Michael: You could find me and all of my bullshit @michaelphigham on Twitter and fanbyte.com. It’s fanbyte.com. Hit video game website, fanbyte.com. Read all the stories, click all the links, ’cause my colleagues are doing some great work, and go to thelinkshell.com. If you loved our Final Fantasy XIV section, which was the entire podcast, you should go– oh, I got this website for y’all. [laughter] Thelinkshell.com. Listen, that shit is fire. I’m not even gonna hold you. For all your Final Fantasy XIV news, guides, features, and all that stuff. Listen, that item database? Square Enix, pull up. Do something. We got the item database, so, how about that? [laughter]
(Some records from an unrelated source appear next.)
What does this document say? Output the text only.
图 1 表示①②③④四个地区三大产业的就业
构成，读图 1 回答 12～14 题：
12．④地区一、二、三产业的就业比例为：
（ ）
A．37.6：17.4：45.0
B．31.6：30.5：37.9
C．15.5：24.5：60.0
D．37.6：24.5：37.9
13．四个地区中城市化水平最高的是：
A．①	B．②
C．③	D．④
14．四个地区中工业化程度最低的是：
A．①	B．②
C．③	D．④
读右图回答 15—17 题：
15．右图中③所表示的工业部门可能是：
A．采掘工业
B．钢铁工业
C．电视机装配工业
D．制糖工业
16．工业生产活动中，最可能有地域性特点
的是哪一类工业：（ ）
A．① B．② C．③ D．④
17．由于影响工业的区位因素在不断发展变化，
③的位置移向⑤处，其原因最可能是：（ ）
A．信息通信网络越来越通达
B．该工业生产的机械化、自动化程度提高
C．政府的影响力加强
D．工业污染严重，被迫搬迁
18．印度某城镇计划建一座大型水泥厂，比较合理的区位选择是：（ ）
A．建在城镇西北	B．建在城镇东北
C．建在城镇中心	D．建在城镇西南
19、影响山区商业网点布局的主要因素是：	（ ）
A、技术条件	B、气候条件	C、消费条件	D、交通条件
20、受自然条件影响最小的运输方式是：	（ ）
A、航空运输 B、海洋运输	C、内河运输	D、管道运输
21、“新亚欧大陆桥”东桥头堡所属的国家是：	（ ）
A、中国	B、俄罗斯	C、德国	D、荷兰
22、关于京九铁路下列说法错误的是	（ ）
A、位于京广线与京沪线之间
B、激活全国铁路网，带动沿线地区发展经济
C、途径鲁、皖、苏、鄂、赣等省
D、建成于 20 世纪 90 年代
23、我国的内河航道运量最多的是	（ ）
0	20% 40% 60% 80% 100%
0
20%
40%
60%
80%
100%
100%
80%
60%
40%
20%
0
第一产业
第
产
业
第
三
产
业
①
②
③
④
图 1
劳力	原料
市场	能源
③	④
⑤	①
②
Nerium: And, you know, Imran, I think I hear Natalie screaming from Miami, something about your name. I’m sure she just wants you to say what your social media handle is.
Imran: Gotta wear it loud and proud. My social media handle is @imranzomg on Twitter. Also, like Michael, you can find me on fanbyte.com. That Ys thing I was talking about with the column is available. You find it today. Actually, we didn’t say that, by the way, yet. You’re probably listening to this on Friday, ’cause these come out on Friday now.
Nerium: Yeah, right.
Nerium: We should have mentioned that. You’re right! Shout. Anybody in the Discord would already know this, but yeah, we are going to be posting 99 Potions on Fridays going forward. It just gives us more time to produce the episodes, and we had some scheduling stuff open up, so now we have more time to do it. So it’s like, okay, well, we might as well put more love and attention into the shows that we have, to have them go up later and just be, you know, juicier. And then that separates them a little bit from Channel F too, ’cause like in the current format, they come out like right next to each other, and this way they’re spread out more across the week and people have something to look forward to, and that’s why they save the best for last. They save 99 Potions for Fridays.
Nerium: Best podcast.
Michael: The juiciest potions in the game.
Nerium: The juiciest potions, the best podcasts, better ingredients, Papa John’s. [Imran laughs]
Michael: God damn. Papashan’s.
Nerium: Papashan’s. Yeah, there we go! We did it!
Nerium: Brought it back to Final Fantasy XIV.
Michael: All coming back to Final Fantasy XIV. [Michael and Nerium laugh]
Nerium: Imran, you’ll get that in six years. [laughter] But you don’t have to wait another six years to listen to another episode of 99 Potions or to contact us at firstname.lastname@example.org is the email address one last time. You can also con– well, I guess contact us. I don’t know. You can follow us on Twitter @fanbytemedia as the general thing. You can find me on Twitter @neriumstrom. That is about it. We are going to clock on out, but before we do, we always love to commemorate the movement. Commemorate the– no.
Imran: The movement.
Nerium: The moment? Commemorate the end of this episode.
Michael: This a movement, yeah.
Imran: Yeah. It’s a movement of good podcasts.
Nerium: There’s more and more people. They’re taking to the streets. They’re saying “99 Potions is a good podcast!”
Nerium: “Not a bad one! Stop saying it isn’t!” And to give themselves strength, they saddle on up to the bar, and they grab a potion, and they give it a nice hearty clink.